Stewardship Signs Connect Students Past, Present, and Future

Author: Mónica Mesquita

 

This week one of our School Overnight Program (SOP) instructors, Sylvan, asked his team, “Who do you think takes care of the garden?”

A sugar snap pea sign in the garden.

A sugar snap pea sign in the garden.

The students’ eyes quickly began to search the garden for me and Jen, the garden educators. With their quick assumption that the garden was likely cared for by the adults who work there the team created a great opportunity for Sylvan to introduce that the garden is cared for by both us and all of the young people that spend time in this space. He continued to share that as all other teams have stewarded this garden before them, they too would participate in this practice by planting seeds.

 

Most of our vegetables and flowers are planted by young people just like those in Sylvan’s team. Part of the planting process in the IslandWood garden is designing a sign that includes the plant name, date, school name, student signatures, and if time allows, some artwork. We call them stewardship signs.

A quinoa sign in the garden next to quinoa starts.

A quinoa sign in the garden next to quinoa starts.
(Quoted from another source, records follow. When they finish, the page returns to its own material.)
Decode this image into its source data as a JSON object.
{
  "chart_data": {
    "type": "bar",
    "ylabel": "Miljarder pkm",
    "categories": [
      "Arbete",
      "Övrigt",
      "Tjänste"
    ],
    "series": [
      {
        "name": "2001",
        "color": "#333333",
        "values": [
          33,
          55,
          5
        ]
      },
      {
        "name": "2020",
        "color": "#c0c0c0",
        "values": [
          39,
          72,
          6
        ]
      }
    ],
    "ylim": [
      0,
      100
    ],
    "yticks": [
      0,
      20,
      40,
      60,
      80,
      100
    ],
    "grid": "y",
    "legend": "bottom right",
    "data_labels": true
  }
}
They can be found all around the garden, right next to the plants they are connected to. Their beauty lies in how they make visible a seemingly invisible act of stewardship. When students notice a stewardship sign next to the plant they are harvesting, they are made aware that students before them planted something for them to enjoy. When they create a sign as part of their planting project, they realize that while they will not personally benefit from planting these seeds, others will—there is no immediate gratification from this act of stewardship, but hopefully deep satisfaction nonetheless. These special signs connect students currently visiting the garden to those who came before and those who will come after.

 

My hope is that through their interactions with these signs they can begin to see these acts of stewardship even when the signs are gone, that young people will act knowing that they will not enjoy the outcome, but that others will—in a few months, years, or even generations.

 

Let us practice how to spot the acts of stewardship sprinkled all around us and inform ours with future generations in mind.